様々な人々の立場や考え方を描いた群像劇なので、とにかく出演者が多く、一人ひとりの場面はそんなに多くありません。セリフも少なめ。

語る言葉が少ないにも関わらず、多くを語る表情やたたずまい…。主役はもちろん、わき役に至るまで名だたる映画で主役を張ってきた名優が勢ぞろいする訳は映画を見れば分かります。

朝比奈仁:佐藤浩市

犯人と思われる男。主役だけど…ほとんどしゃべりません。その存在感だけで物語を語れる佐藤浩市さんのすごさが際立つ作品です!

山口アイコ:石田ゆり子

夫へのクリスマスプレゼントを買いに来て、爆弾事件に巻き込まれる主婦。心に闇を抱えている表情は、何を表しているのか…、物語の鍵を握る人物です。

渋谷署刑事・世田と泉:西島秀俊、勝地涼

世田は首に、かつて生死をさまよったほどの傷を負っています。

原作と違って、世田と泉はハチ公前で爆発に巻き込まれます。傷を負うのは体だけではなく、心にも大きな傷が残ることがこのシーンで語られています。

来栖公太:井之脇海

テレビ局の契約社員。「バイト」と呼ばれていますが、ジャーナリズムの根幹にかかわる役です。きっと、応援したくなります。

須永基樹:中村倫也

雑誌の表紙にも載るような、成功を収めているIT企業の社長。

須永もまた犯人と思われる人物。捉えどころのないミステリアスな人物として描かれていますが、彼の心の根底にあるのは”愛”です。

高梨真奈美:広瀬アリス

どこにでもいるノリのいいOL。自分がハチ公前を冷やかして行こうと綾乃を誘ったばっかりに、綾乃は重傷を負ってしまいます。

磯山毅:鶴見辰吾

「日本を戦争のできる国にする。」「テロには屈しない。テロリストとは交渉しない。」と強気の発言を繰り返す、日本の総理大臣。

YouTuber「みきおだ」

まんまYouTuberの役で出てきます。恵比寿でも渋谷でも、クリスマスを盛り上げるために動画を撮りながら騒いでるところへ、ドカーン…

あの

タレントのあのちゃんが渋谷のハチ公前に登場。爆発物の飛散したものが頭に直撃する…ちょっと怖いシーン。

回想シーン

里中譲:毎熊克哉

自衛隊員としてカンボジアのPKOに参加していました。そこで、心に大きな傷を負って帰ってきました。

朝比奈仁:庄野崎謙

里中の部下だった、若かりしころの朝比奈仁。里中とともにカンボジアに派遣されていました。

山口アイコ:白石聖

里中の妻だった、若かりしころの山口アイコ。心の傷を負って戻ってきた夫を、献身的に支えていました。

映画のあらすじ

世間が色めき立つクリスマス・イブ。テレビ局に1本の電話がかかってきます…「恵比寿に爆弾をしかけた」

取材に出向いていった来栖公太と高沢雅也は、そこに居合わせた主婦・山口アイコと共に事件に巻き込まれていきます。

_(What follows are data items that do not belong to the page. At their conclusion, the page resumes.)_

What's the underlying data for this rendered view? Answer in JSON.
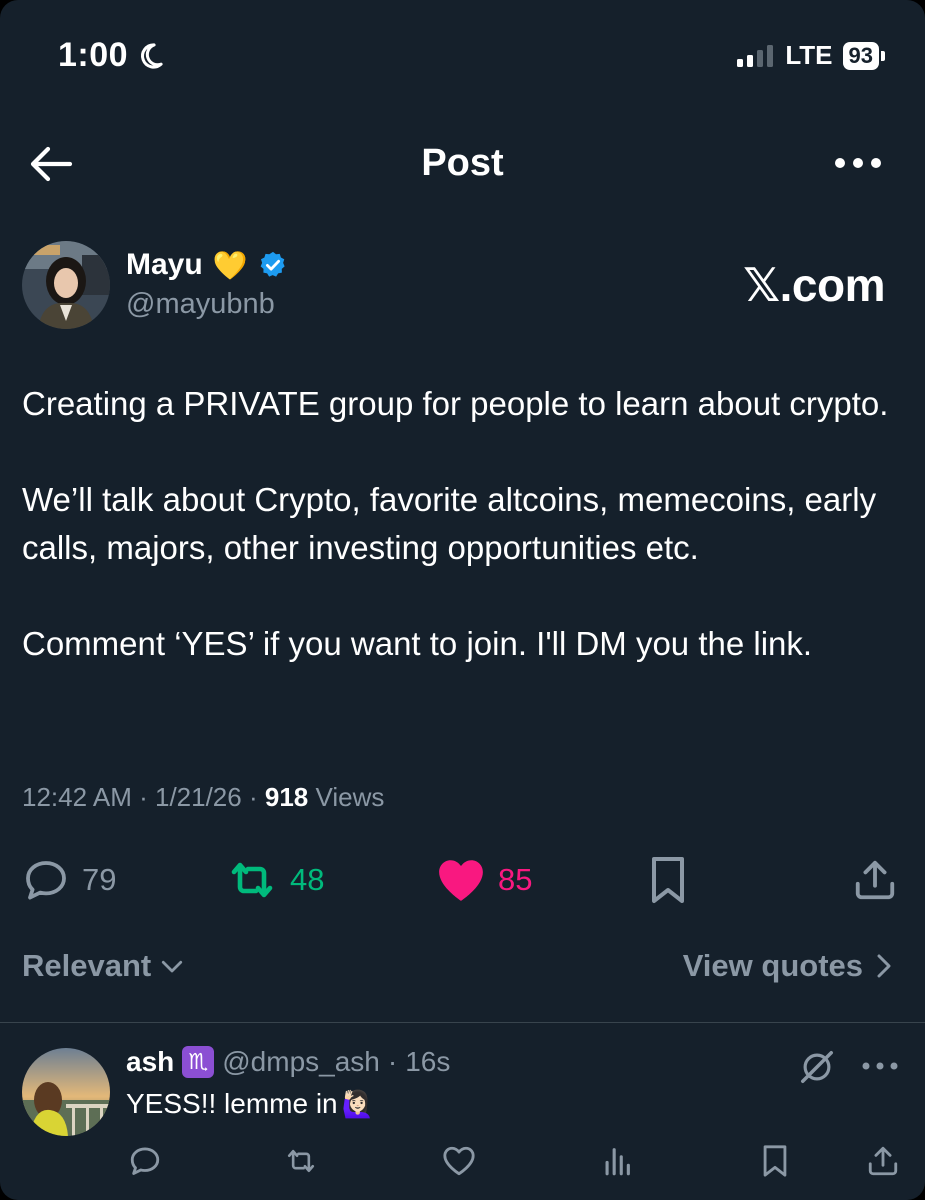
{
  "status_bar": {
    "time": "1:00",
    "network": "LTE",
    "battery": "93"
  },
  "header": {
    "title": "Post"
  },
  "post": {
    "author_name": "Mayu",
    "author_emoji": "💛",
    "handle": "@mayubnb",
    "brand_label": "𝕏.com",
    "body": [
      "Creating a PRIVATE group for people to learn about crypto.",
      "We’ll talk about Crypto, favorite altcoins, memecoins, early calls, majors, other investing opportunities etc.",
      "Comment ‘YES’ if you want to join. I'll DM you the link."
    ],
    "time": "12:42 AM",
    "date": "1/21/26",
    "views_count": "918",
    "views_label": "Views",
    "replies": "79",
    "reposts": "48",
    "likes": "85"
  },
  "replies_bar": {
    "sort_label": "Relevant",
    "quotes_label": "View quotes"
  },
  "reply": {
    "name": "ash",
    "badge": "♏",
    "handle": "@dmps_ash",
    "time": "16s",
    "text": "YESS!! lemme in",
    "emoji": "🙋🏻‍♀️"
  },
  "colors": {
    "background": "#15202b",
    "repost": "#00ba7c",
    "like": "#f91880",
    "verified": "#1d9bf0",
    "muted": "#8b98a5"
  }
}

原作は数日にわたる出来事として描かれていますが、映画では12/24クリスマスイブの1日の出来事として描かれます。

お昼の12:00に恵比寿アークプレイスで爆発。これは空砲でしたが、人々を恐怖に陥れるには充分でした。

犯人の指示により、来栖公太は動画で「次の爆発は18:00ハチ公前。首相との対話を要求する。これは戦争だ。」と犯行声明を出しました。

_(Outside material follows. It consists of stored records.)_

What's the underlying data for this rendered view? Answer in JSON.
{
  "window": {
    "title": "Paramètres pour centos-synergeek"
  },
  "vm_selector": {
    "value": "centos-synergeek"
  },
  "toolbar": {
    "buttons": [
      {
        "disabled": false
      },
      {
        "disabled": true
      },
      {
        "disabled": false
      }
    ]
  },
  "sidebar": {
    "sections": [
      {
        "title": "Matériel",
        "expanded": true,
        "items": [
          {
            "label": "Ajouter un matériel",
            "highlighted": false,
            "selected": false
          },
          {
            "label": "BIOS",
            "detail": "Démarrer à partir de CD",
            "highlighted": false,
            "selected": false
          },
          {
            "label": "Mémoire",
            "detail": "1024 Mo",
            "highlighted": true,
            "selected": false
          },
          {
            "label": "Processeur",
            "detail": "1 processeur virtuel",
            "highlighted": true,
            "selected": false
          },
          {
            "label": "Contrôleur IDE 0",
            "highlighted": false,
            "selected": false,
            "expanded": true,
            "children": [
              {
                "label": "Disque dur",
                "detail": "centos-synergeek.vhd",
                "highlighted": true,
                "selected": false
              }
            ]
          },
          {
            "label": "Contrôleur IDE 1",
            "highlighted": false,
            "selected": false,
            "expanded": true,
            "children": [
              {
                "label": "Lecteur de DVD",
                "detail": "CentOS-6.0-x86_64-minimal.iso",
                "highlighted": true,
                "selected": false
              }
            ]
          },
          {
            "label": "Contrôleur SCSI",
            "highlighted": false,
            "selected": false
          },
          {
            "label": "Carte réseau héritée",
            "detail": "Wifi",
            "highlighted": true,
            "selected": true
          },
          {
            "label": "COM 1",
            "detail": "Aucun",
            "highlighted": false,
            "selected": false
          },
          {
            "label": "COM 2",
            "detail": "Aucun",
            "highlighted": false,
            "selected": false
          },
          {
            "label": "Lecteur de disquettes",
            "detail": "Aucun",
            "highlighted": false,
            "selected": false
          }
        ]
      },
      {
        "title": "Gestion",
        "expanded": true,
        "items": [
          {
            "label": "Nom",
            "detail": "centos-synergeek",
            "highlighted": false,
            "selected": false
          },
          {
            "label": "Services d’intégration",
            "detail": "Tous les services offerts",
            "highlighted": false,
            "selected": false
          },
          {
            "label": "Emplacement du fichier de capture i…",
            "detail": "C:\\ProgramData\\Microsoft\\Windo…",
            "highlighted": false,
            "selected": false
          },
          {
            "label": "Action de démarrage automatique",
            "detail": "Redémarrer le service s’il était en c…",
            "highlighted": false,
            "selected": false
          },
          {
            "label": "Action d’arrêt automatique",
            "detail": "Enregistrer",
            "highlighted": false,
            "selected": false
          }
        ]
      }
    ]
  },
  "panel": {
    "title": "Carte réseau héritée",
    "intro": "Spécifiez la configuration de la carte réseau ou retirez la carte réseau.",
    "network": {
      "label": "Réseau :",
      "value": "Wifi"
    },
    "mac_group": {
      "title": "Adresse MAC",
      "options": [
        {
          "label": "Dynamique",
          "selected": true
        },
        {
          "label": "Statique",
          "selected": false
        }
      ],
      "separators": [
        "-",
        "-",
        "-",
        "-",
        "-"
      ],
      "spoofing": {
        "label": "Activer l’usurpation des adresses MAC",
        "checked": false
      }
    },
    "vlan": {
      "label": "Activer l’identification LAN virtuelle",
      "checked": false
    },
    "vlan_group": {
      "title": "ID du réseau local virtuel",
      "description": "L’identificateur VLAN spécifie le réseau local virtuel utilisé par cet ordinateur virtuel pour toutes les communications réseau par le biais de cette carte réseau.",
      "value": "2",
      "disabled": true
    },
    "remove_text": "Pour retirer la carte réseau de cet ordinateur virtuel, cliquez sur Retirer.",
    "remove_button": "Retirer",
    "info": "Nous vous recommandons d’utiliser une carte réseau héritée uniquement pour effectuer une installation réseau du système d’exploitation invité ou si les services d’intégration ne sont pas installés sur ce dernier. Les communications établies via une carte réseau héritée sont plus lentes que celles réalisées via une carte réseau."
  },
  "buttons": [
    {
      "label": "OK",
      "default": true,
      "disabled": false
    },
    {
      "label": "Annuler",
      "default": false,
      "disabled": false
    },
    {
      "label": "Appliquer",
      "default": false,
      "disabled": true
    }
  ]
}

騒然とするハチ公前には、おびただしい数の野次馬たちが集まってきます。OLの高梨真奈美と印南綾乃もその中にいました。

渋谷のレストランの予約がとれ、綾乃に須永を誘わせたのですが、須永は横浜に行く用があると断ったため、2人で行くことにしたのです。

レストランに行く前にハチ公前を冷やかして行こうという真奈美たちの前に、何かを撮影しながら人ごみを歩いていく須永が現れます。

須永を追いかけるのをやめて、レストランに向かおうとしたその時、渋谷駅のコインロッカーで、爆弾が爆発しました。

世田谷署の刑事の世田は、爆発に巻き込まれ地面にたたきつけられ意識を失いかけましたが、なんとか立ち上がり周囲を見回しました。犯人は必ずどこかで見ているはず…。

すぐそばのビルの屋上で爆発の一部始終を撮影していた来栖公太が世田に捕らえられましたが、犯人に利用されていただけだとわかりすぐに釈放されました。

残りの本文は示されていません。